Тут можно было бы предположить, что автор лишь добросовестно описывает определенное устройство сознания, не способного справиться ни с одним происшествием без многочисленных литературных подпорок. Однако роман написан так, что для подобных предположений не возникает ни малейшего повода. В предисловии от «издателя» О. П. не зря предупредил, что воздерживается от оценок печатаемого ниже текста, находя писательский дар его автора безусловным и ничего не исправляя, если не считать технических огрехов. Дистанции между Олегом Постновым и повествователем не чувствуется нигде.
А душевное их сродство самым очевидным образом проступает на страницах, которые, похоже, призваны впрямую обозначить основную мысль всей книги. Там присутствует рассуждение о том, что недопустимо греться «на солнышке силлогизмов», отказываясь поразмыслить «о черной пустоте внизу». Ибо действительность — сложное хитросплетение, и где для большинства торжествует реальное, на самом деле царит иллюзия, демонстрируется некий театральный фокус, создающий обаяние достоверности, хотя тут просто декорации, сыгравшие злую шутку с излишне доверчивым зрителем. В сущности, ведь и роман Постнова — главным образом опыт демонтажа этих «декораций», а жизненная неудача его героя — в конечном счете расплата за то, что он поддался страху, когда они начали рассыпаться.

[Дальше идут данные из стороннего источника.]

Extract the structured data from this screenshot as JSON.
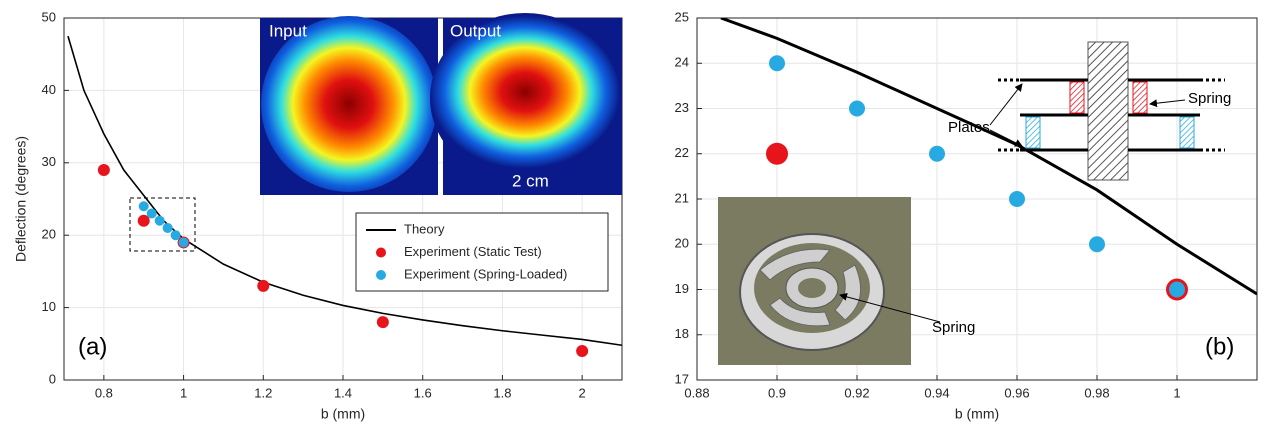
{
  "chart_data": [
    {
      "type": "scatter",
      "xlabel": "b (mm)",
      "ylabel": "Deflection (degrees)",
      "xlim": [
        0.7,
        2.1
      ],
      "ylim": [
        0,
        50
      ],
      "xticks": [
        0.8,
        1,
        1.2,
        1.4,
        1.6,
        1.8,
        2
      ],
      "yticks": [
        0,
        10,
        20,
        30,
        40,
        50
      ],
      "grid": true,
      "legend": "center right",
      "annotations": {
        "panel": "(a)",
        "input": "Input",
        "output": "Output",
        "scale": "2 cm"
      },
      "series": [
        {
          "name": "Theory",
          "mode": "line",
          "color": "#000000",
          "x": [
            0.71,
            0.75,
            0.8,
            0.85,
            0.9,
            0.95,
            1.0,
            1.1,
            1.2,
            1.3,
            1.4,
            1.5,
            1.6,
            1.7,
            1.8,
            1.9,
            2.0,
            2.1
          ],
          "y": [
            47.5,
            40,
            34,
            29,
            25.5,
            22,
            19.5,
            16,
            13.5,
            11.7,
            10.3,
            9.2,
            8.3,
            7.5,
            6.8,
            6.2,
            5.6,
            4.8
          ]
        },
        {
          "name": "Experiment (Static Test)",
          "mode": "markers",
          "color": "#e8141b",
          "x": [
            0.8,
            0.9,
            1,
            1.2,
            1.5,
            2
          ],
          "y": [
            29,
            22,
            19,
            13,
            8,
            4
          ]
        },
        {
          "name": "Experiment (Spring-Loaded)",
          "mode": "markers",
          "color": "#27aae1",
          "x": [
            0.9,
            0.92,
            0.94,
            0.96,
            0.98,
            1
          ],
          "y": [
            24,
            23,
            22,
            21,
            20,
            19
          ]
        }
      ]
    },
    {
      "type": "scatter",
      "xlabel": "b (mm)",
      "xlim": [
        0.88,
        1.02
      ],
      "ylim": [
        17,
        25
      ],
      "xticks": [
        0.88,
        0.9,
        0.92,
        0.94,
        0.96,
        0.98,
        1
      ],
      "yticks": [
        17,
        18,
        19,
        20,
        21,
        22,
        23,
        24,
        25
      ],
      "grid": true,
      "annotations": {
        "panel": "(b)",
        "plates": "Plates",
        "spring_diagram": "Spring",
        "spring_photo": "Spring"
      },
      "series": [
        {
          "mode": "line",
          "color": "#000000",
          "x": [
            0.886,
            0.9,
            0.92,
            0.94,
            0.96,
            0.98,
            1.0,
            1.02
          ],
          "y": [
            25,
            24.55,
            23.8,
            23.0,
            22.2,
            21.2,
            20.0,
            18.9
          ]
        },
        {
          "mode": "markers",
          "color": "#e8141b",
          "x": [
            0.9,
            1
          ],
          "y": [
            22,
            19
          ]
        },
        {
          "mode": "markers",
          "color": "#27aae1",
          "x": [
            0.9,
            0.92,
            0.94,
            0.96,
            0.98,
            1
          ],
          "y": [
            24,
            23,
            22,
            21,
            20,
            19
          ]
        }
      ]
    }
  ]
}
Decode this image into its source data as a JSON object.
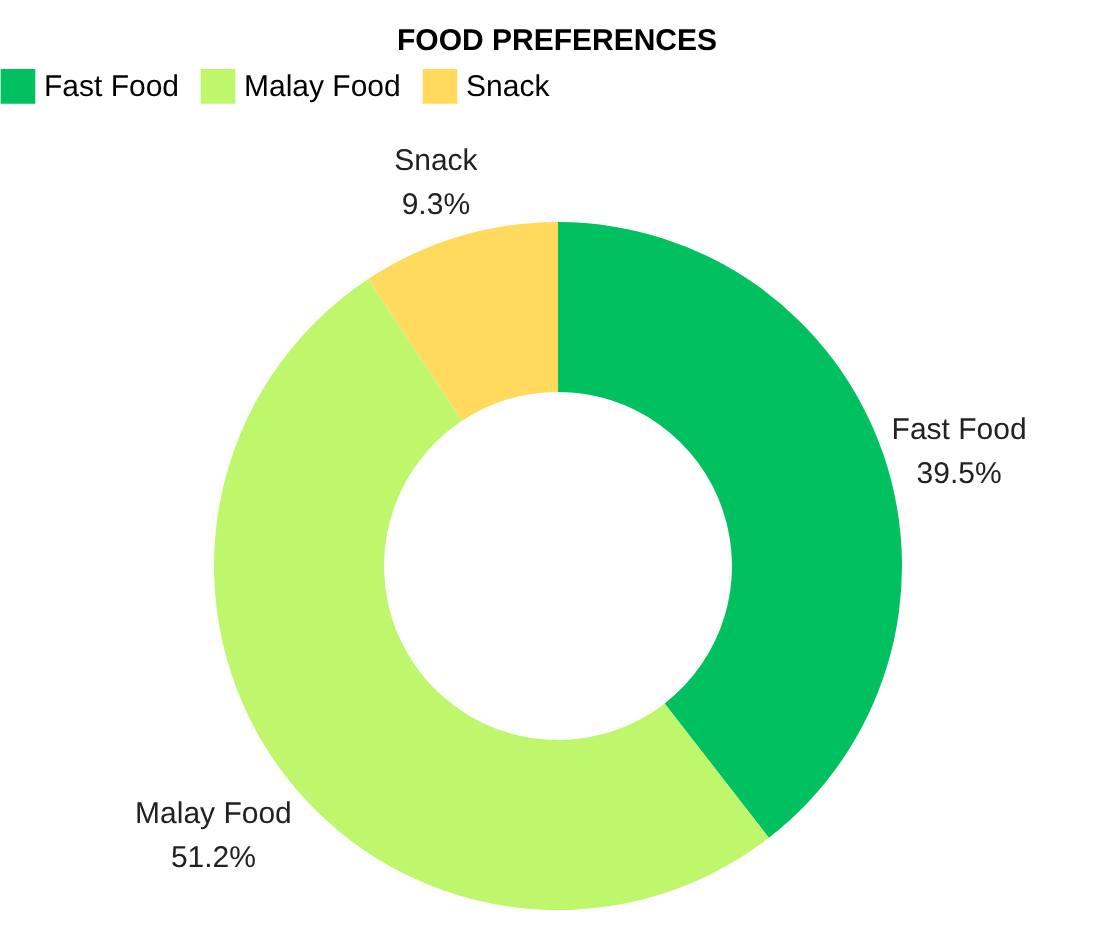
{
  "chart_data": {
    "type": "donut",
    "title": "FOOD PREFERENCES",
    "categories": [
      "Fast Food",
      "Malay Food",
      "Snack"
    ],
    "values": [
      39.5,
      51.2,
      9.3
    ],
    "value_labels": [
      "39.5%",
      "51.2%",
      "9.3%"
    ],
    "colors": [
      "#00c060",
      "#bff76c",
      "#ffda5c"
    ],
    "legend": "top"
  }
}
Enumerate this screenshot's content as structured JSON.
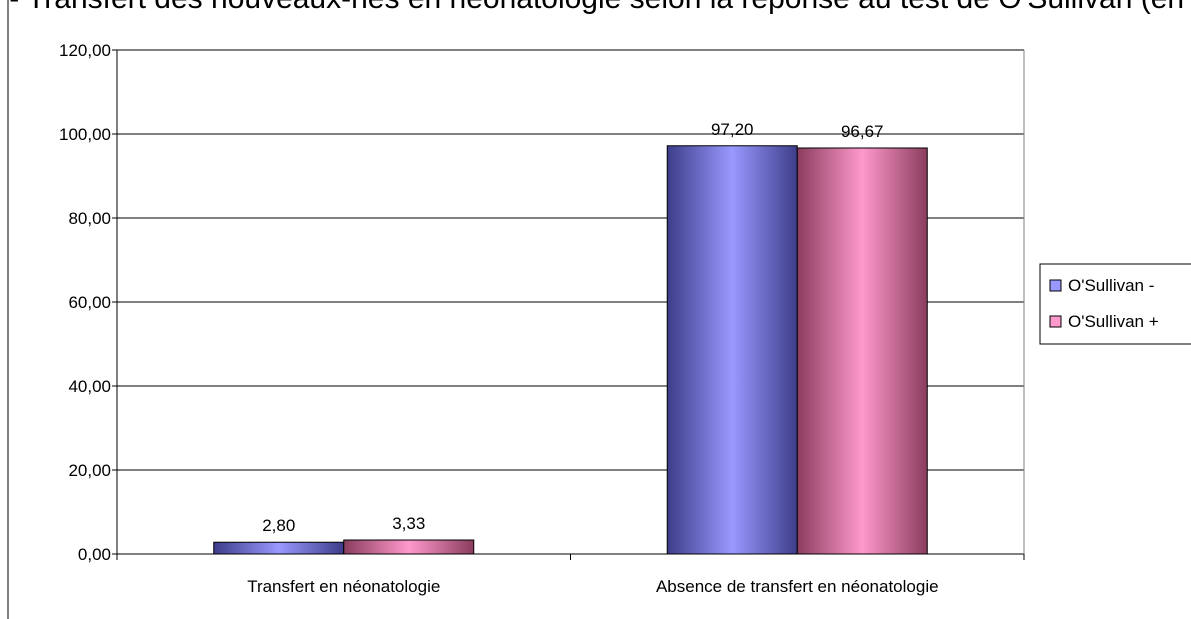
{
  "chart_data": {
    "type": "bar",
    "title": "… - Transfert des nouveaux-nés en néonatologie selon la réponse au test de O'Sullivan (en %)",
    "categories": [
      "Transfert en néonatologie",
      "Absence de transfert en néonatologie"
    ],
    "series": [
      {
        "name": "O'Sullivan -",
        "values": [
          2.8,
          97.2
        ],
        "labels": [
          "2,80",
          "97,20"
        ],
        "color": "#9999ff"
      },
      {
        "name": "O'Sullivan +",
        "values": [
          3.33,
          96.67
        ],
        "labels": [
          "3,33",
          "96,67"
        ],
        "color": "#ff99cc"
      }
    ],
    "ylim": [
      0,
      120
    ],
    "yticks": [
      0,
      20,
      40,
      60,
      80,
      100,
      120
    ],
    "ytick_labels": [
      "0,00",
      "20,00",
      "40,00",
      "60,00",
      "80,00",
      "100,00",
      "120,00"
    ],
    "grid": true,
    "legend_position": "right",
    "xlabel": "",
    "ylabel": ""
  }
}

Несложно распознать, из каких источников Олег Постнов черпал свое вдохновение, обдумывая замысел «Страха» и отбирая нужные художественные ходы. Борхес упомянут у него только один раз и как бы между делом, но с подчеркнутой почтительностью к «великому аргентинцу». Мимоходом упомянут и Набоков, чтение которого помогло герою осознать, что его биография легко укладывается в контекст метафизической гнусности существования — увы, тоже сверх меры знакомый и сугубо литературный. Как будто бы описывается настоящая драма, а выходит просто вариация мотивов, обладающих почтенной литературной историей, но не доказывающих своей творческой действенности. И в итоге такое чувство, что почти все поддельно, — пользуясь определением самого автора, «вроде того, как, зайдя в антракте за кулисы, можно потрепать по щеке короля Лира или чмокнуть Джульетту в плечо».